This is a proof-of-concept model. There are 12 rhombus plates attached by sprues. Once disassembled, these parts can be snapped together to make a variety of structures. The cool thing is that they snap together with c-clips on a pin (think lego hands), which gives the structure a dynamic hinge motion. You can create polyhedra that fold up! I'm using toothpicks as hinge pins in the picture, but I plan to replace with plastic white hinge pins. I plan on uploading a higher resolution picture soon.
Cool! It looks like the two hinge piece types enforce an even degree at each vertex. Is that right? I wonder if there's a symmetrical way to do the hinge so that you don't have that restriction? What are the little bumps in each corner of each rhombus for?
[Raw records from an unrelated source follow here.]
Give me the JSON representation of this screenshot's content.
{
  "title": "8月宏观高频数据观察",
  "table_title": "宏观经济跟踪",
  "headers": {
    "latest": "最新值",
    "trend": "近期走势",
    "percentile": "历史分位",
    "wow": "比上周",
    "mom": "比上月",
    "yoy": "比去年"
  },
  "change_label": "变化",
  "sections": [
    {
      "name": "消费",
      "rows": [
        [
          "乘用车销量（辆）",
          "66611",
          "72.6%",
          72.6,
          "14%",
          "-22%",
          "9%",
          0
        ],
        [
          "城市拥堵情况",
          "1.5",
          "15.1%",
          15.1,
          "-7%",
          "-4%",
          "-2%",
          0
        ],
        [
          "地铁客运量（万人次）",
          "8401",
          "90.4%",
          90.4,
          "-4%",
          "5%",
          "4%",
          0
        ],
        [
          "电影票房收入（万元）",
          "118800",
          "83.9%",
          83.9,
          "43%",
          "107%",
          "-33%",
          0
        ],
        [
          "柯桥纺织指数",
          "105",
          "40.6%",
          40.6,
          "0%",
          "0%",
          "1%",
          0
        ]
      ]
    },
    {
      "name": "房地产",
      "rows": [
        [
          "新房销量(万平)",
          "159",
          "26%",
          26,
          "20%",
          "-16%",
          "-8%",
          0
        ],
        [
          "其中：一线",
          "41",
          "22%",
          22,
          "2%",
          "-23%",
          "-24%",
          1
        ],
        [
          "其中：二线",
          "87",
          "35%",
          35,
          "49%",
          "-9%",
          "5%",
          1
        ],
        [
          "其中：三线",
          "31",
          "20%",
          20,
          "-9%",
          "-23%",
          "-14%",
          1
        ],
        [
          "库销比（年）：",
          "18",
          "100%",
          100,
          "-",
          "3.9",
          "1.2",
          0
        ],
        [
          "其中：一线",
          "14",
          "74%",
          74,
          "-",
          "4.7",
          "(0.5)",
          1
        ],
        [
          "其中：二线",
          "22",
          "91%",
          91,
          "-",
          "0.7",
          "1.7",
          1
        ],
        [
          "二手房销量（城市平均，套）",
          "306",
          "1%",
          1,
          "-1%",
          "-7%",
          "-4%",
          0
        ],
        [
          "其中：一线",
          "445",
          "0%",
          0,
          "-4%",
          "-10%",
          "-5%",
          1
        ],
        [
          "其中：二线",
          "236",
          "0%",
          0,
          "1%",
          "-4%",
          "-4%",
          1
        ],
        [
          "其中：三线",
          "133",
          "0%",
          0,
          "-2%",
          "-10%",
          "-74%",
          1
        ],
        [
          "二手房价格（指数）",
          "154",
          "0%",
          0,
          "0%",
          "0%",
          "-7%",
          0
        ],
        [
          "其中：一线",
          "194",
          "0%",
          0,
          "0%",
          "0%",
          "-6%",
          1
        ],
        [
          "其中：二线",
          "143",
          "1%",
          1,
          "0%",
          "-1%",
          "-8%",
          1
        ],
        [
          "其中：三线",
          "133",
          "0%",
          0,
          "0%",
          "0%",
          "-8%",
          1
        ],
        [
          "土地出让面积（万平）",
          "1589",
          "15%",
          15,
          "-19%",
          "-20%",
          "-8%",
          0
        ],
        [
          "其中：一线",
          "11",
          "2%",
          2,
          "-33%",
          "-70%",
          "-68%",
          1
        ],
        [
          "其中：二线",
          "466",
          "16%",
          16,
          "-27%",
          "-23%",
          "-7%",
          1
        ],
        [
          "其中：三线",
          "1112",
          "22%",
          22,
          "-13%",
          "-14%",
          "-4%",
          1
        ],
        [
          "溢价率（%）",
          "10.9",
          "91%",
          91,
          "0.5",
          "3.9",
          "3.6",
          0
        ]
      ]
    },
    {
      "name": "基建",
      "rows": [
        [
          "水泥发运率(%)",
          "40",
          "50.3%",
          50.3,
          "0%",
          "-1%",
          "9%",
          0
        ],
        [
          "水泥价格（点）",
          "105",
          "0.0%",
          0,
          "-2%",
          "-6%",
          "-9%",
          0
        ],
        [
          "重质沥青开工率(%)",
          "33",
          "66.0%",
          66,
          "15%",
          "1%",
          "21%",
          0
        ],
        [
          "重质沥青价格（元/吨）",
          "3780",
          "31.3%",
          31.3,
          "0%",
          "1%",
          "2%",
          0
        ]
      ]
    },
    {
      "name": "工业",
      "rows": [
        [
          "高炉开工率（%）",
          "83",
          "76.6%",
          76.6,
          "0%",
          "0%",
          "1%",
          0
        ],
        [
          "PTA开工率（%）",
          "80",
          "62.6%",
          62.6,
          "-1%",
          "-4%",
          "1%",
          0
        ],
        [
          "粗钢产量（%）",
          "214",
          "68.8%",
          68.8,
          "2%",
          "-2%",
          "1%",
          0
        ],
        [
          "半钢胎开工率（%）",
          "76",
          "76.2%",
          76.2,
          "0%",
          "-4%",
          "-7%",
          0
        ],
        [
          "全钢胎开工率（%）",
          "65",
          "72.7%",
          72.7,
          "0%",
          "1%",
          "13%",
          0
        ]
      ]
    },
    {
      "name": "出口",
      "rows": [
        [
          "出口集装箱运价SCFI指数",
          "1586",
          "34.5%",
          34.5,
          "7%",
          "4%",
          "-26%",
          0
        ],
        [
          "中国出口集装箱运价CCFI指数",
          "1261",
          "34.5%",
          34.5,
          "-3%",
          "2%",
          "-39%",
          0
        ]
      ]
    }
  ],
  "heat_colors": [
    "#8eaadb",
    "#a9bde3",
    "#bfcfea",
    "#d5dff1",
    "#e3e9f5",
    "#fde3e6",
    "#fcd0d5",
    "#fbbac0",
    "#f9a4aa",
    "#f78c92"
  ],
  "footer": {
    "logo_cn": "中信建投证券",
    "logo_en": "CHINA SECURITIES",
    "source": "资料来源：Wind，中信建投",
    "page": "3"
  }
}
Henryseg, thanks for the reply and your keen observation. It is possible to have an odd number of plates on a vertex, but not in the structure shown in the picture. For example, I couldn't snap one of the rhombus plates into the rhombic "gap" seen in the top of the structure due to the the order of the c-clips on a rhombus plate. The c-clips are spaced differently along the four edges of each rhombus to enable multiple connections to a single pin, but sometimes restrictions emerge as I build complex structures. The solution is to design rhombus plates that have a different configuration of c-clip spacing than the ones shown in the picture. It's an interesting math problem (I'm a math teacher . I have considered the problem of restricted connections, and determined that there are exactly six unique combinations of c-clip spacing on a rhombus.
Could you have a hinge that looks like: 1-2-1-2 Where 1 is a pipe attached to the top rhombus and 2 is a pipe attached to the bottom? At the moment it looks like: 1-22-1 and so you get these symmetry problems. Do you ever attach more than two plates to a single pin?
Your last question is the key to my overall design. I wanted a system that could attach up to four plates to a single pin, which is possible in the present design (1-3-2-4). This allows for more complex geometries beyond simple polyhedra, such as truss-like structures. For example, if I had a duplicate of the structure in the picture, I could snap them together using a single hinge pin. So plates that have 1-2-1-2 OR 1-2-2-1 are possible, but you wouldn't be able to attach more than two plates to a single pin. However, your idea has the advantage of providing stronger connections to support a structure under stress. These plates are so lightweight that two connectors per edge is adequate to support itself. Oh, the little dots in each corner are the remnants of the sprues that I detached from the original print, which you can see in my profile picture.
Ah, I see. That makes it harder. If you were only doing surfaces, then you could use orientation to make sure that faces that meet at an edge are always compatible. But without that I can see that it gets difficult.